Integers in each column are sorted in ascending from top to bottom.
For example,
Consider the following matrix:
[
[1, 4, 7, 11, 15],
[2, 5, 8, 12, 19],
[3, 6, 9, 16, 22],
[10, 13, 14, 17, 24],
[18, 21, 23, 26, 30]
]
Given target = 5, return true.
Given target = 20, return false.
Solution1:二分查找
思路: 从右上点(row=0, col=w-1)开始,以这点为中心的第一行和最后一列的整体是递增的,则可以通过二分查找去掉一行(row++)或一列(col--),以更新的右上点继续此过程。
Time Complexity: O(m+n) Space Complexity: O(1)
Solution2:Divide and Conquer
reference: https://discuss.leetcode.com/topic/33240/java-an-easy-to-understand-divide-and-conquer-method
思路:
zone 1 zone 2
* * * * | * * * *
* * * * | * * * *
* * * * | * * * *
* * * * | * * * *
-----------------------
* * * * | * * * *
* * * * | * * * *
* * * * | * * * *
* * * * | * * * *
zone 3 zone 4
First, we divide the matrix into four quarters as shown below:
We then compare the element in the center of the matrix with the target.
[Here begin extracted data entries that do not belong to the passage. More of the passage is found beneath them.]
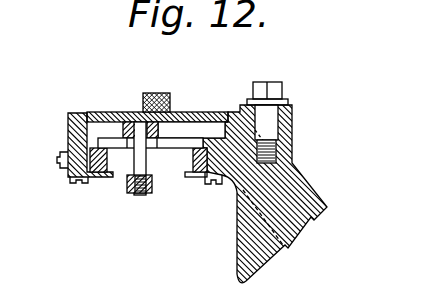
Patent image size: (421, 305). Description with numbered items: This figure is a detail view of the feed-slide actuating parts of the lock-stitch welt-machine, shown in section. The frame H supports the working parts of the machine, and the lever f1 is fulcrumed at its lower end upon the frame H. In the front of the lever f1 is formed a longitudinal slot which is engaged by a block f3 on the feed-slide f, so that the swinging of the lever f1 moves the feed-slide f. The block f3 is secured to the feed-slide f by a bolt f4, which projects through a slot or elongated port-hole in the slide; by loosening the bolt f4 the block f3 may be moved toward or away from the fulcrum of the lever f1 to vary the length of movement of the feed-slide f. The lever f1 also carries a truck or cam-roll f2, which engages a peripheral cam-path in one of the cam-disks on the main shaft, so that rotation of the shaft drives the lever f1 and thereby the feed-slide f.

The frame H is at (293, 162).
The lever f1 is at (200, 114).
The truck or cam-roll f2 is at (166, 95).
The block f3 is at (125, 112).
The feed-slide f is at (171, 170).
The bolt f4 is at (141, 192).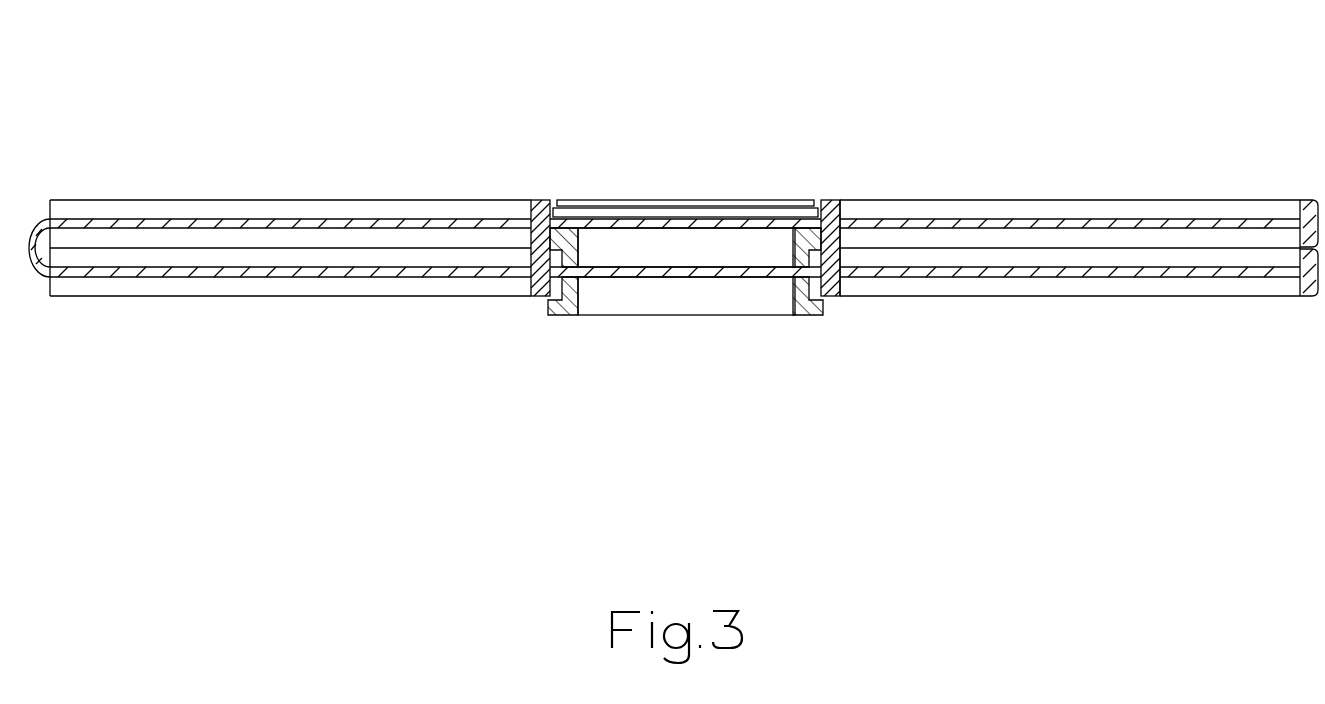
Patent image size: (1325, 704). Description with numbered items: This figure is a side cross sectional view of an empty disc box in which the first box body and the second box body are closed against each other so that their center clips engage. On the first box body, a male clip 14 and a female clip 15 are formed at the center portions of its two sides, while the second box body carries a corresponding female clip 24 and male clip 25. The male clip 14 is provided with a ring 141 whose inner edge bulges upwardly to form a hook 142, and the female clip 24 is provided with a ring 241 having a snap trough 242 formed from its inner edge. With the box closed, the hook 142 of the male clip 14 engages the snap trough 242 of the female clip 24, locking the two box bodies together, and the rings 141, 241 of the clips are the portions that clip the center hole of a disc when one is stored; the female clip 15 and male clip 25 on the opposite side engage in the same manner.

There are three possibilities:
center < target. In this case, we discard zone 1 because all elements in zone 1 are less than target.
center > target. In this case, we discard zone 4.
center == target. return true.
Time Complexity: T(nxn) = 3T(n/2 x n/2) => O(3^logN)
Space Complexity: O(logN)
N = n^n
Solution1 Code:
class Solution1 {
public boolean searchMatrix(int[][] matrix, int target) {
if(matrix == null || matrix.length < 1 || matrix[0].length < 1) {
return false;
}
int row = 0;
int col = matrix[0].length - 1;
while(col >= 0 && row <= matrix.length - 1) {
if(target == matrix[row][col]) {
return true;
} else if(target < matrix[row][col]) {
col--;
} else if(target > matrix[row][col]) {
row++;
}
}
return false;
}
}
Solution2 Code:
class Solution2 {
public boolean searchMatrix(int[][] matrix, int target) {
int m = matrix.length;
if(m<1) return false;
int n = matrix[0].length;
return searchMatrix(matrix, new int[]{0,0}, new int[]{m-1, n-1}, target);
}
private boolean searchMatrix(int[][] matrix, int[] upperLeft, int[] lowerRight, int target) {
if(upperLeft[0] > lowerRight[0] || upperLeft[1] > lowerRight[1]
|| lowerRight[0] >= matrix.length || lowerRight[1] >= matrix[0].length)
return false;
if(lowerRight[0] - upperLeft[0]==0 && lowerRight[1] - upperLeft[1]==0)
return matrix[upperLeft[0]][upperLeft[1]] == target;
int rowMid = (upperLeft[0] + lowerRight[0]) >> 1;
int colMid = (upperLeft[1] + lowerRight[1]) >> 1;
int diff = matrix[rowMid][colMid] - target;
if(diff > 0) {
return searchMatrix(matrix, upperLeft, new int[]{rowMid, colMid}, target)
|| searchMatrix(matrix, new int[]{upperLeft[0],colMid + 1}, new int[]{rowMid, lowerRight[1]}, target)
|| searchMatrix(matrix, new int[]{rowMid + 1,upperLeft[1]}, new int[]{lowerRight[0], colMid}, target);
}
else if(diff < 0) {
return searchMatrix(matrix, new int[]{upperLeft[0], colMid + 1}, new int[]{rowMid, lowerRight[1]}, target)
|| searchMatrix(matrix, new int[]{rowMid + 1, upperLeft[1]}, new int[]{lowerRight[0], colMid}, target)
|| searchMatrix(matrix, new int[]{rowMid + 1, colMid + 1}, lowerRight, target);
}
else return true;
}
}